In many TV newsrooms, the term “face time” refers to when an anchor is on camera in a single shot. There are anchors who crave a lot of face time. But I never keep track of such things. The biggest priority is conveying whatever news we’ve got to share in the most effective way.
Nonetheless, I need to spend time caring for my face in order to be ready for face time. And every time I get a facial, I’m reminded that I don’t get them often enough. I probably should get one at least every 3 months. But since I’m always so busy and facials can add up, I get them rather haphazardly.

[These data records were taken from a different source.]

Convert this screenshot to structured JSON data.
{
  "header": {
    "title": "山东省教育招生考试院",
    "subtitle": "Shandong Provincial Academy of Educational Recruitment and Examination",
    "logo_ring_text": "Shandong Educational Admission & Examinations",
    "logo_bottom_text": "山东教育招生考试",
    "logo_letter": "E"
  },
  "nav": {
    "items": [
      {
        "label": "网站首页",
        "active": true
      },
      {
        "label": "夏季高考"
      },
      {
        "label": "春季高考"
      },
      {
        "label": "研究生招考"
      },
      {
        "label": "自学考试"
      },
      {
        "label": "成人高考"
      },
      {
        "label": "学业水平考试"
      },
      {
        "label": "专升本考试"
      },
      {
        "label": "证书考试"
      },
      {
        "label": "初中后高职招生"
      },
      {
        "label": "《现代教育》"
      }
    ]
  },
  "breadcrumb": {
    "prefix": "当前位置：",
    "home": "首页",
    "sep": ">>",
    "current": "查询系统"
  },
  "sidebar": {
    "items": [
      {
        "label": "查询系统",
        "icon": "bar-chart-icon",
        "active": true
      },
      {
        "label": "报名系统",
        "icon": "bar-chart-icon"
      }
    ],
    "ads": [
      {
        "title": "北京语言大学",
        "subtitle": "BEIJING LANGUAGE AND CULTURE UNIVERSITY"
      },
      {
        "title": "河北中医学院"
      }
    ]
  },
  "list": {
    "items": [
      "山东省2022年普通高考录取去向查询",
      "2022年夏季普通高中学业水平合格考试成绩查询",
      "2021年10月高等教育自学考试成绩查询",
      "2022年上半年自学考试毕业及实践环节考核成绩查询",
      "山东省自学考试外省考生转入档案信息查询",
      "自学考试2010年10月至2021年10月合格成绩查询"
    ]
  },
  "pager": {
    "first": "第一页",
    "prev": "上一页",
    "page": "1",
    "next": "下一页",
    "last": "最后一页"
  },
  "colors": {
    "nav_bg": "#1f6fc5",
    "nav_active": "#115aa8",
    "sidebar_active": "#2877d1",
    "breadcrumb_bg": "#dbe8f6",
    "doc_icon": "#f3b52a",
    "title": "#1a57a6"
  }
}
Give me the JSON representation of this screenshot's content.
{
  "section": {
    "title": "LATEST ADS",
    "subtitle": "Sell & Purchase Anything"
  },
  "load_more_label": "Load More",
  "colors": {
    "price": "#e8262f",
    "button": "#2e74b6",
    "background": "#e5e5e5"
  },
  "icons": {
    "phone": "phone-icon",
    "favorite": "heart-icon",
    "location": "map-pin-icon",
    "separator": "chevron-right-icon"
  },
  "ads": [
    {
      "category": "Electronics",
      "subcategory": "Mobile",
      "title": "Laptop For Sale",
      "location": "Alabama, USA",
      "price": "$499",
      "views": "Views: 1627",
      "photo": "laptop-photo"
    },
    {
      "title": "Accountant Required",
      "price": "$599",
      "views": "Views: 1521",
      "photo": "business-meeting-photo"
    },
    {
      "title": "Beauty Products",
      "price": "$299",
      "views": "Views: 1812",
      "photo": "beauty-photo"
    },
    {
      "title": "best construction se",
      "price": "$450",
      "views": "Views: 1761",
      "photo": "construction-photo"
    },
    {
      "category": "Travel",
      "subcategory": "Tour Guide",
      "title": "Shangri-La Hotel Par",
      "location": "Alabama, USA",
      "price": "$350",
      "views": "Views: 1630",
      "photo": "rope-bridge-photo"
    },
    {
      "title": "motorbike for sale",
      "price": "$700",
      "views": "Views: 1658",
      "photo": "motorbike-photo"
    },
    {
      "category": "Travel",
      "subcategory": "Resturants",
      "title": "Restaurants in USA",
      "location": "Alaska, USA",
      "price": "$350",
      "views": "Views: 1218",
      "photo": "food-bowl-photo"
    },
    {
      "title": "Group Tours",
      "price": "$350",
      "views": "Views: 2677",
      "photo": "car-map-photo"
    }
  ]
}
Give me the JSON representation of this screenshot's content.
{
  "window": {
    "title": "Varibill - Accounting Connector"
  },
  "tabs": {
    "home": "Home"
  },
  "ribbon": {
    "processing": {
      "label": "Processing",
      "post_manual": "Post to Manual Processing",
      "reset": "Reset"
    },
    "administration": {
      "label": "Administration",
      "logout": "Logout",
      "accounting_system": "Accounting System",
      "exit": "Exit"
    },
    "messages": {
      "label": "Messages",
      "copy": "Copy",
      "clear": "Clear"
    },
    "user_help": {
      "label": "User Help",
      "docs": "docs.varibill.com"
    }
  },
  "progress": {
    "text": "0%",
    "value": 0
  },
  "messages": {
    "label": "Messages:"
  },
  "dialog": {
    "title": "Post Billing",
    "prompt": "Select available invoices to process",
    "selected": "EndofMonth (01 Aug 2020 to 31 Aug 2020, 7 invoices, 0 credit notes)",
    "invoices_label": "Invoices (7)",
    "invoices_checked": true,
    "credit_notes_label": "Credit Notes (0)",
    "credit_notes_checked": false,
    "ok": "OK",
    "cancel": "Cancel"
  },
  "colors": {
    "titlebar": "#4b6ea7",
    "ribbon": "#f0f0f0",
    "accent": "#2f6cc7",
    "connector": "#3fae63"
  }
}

Women who work in television obviously wear far more makeup, far more often than the average woman. Most days, I am eager to race home and clean off what my kids call my “TV face”. I’ve had enough facials to know the importance of proper skin care. It improves collagen production and elasticity, reduces lines, eases your woes over yet another losing year for the Cubs and spares your kids from seeing you in a scary facial mask. A makeup artist once told me, “Facials are like maintenance for your car!”
So like my car, I am in for “service”. But it’s actually on my schedule only because of a spa event put on by a girlfriend. Just the mere description of the facial is worthwhile – deep cleansing, exfoliation, hydrating mask and massage. Any massage always makes me recall what an esthetician once said while I was away on a vacation. She didn’t know I worked in television news. She asked, “What do you do? You are so stressed out, you’ve got knots on your knots!”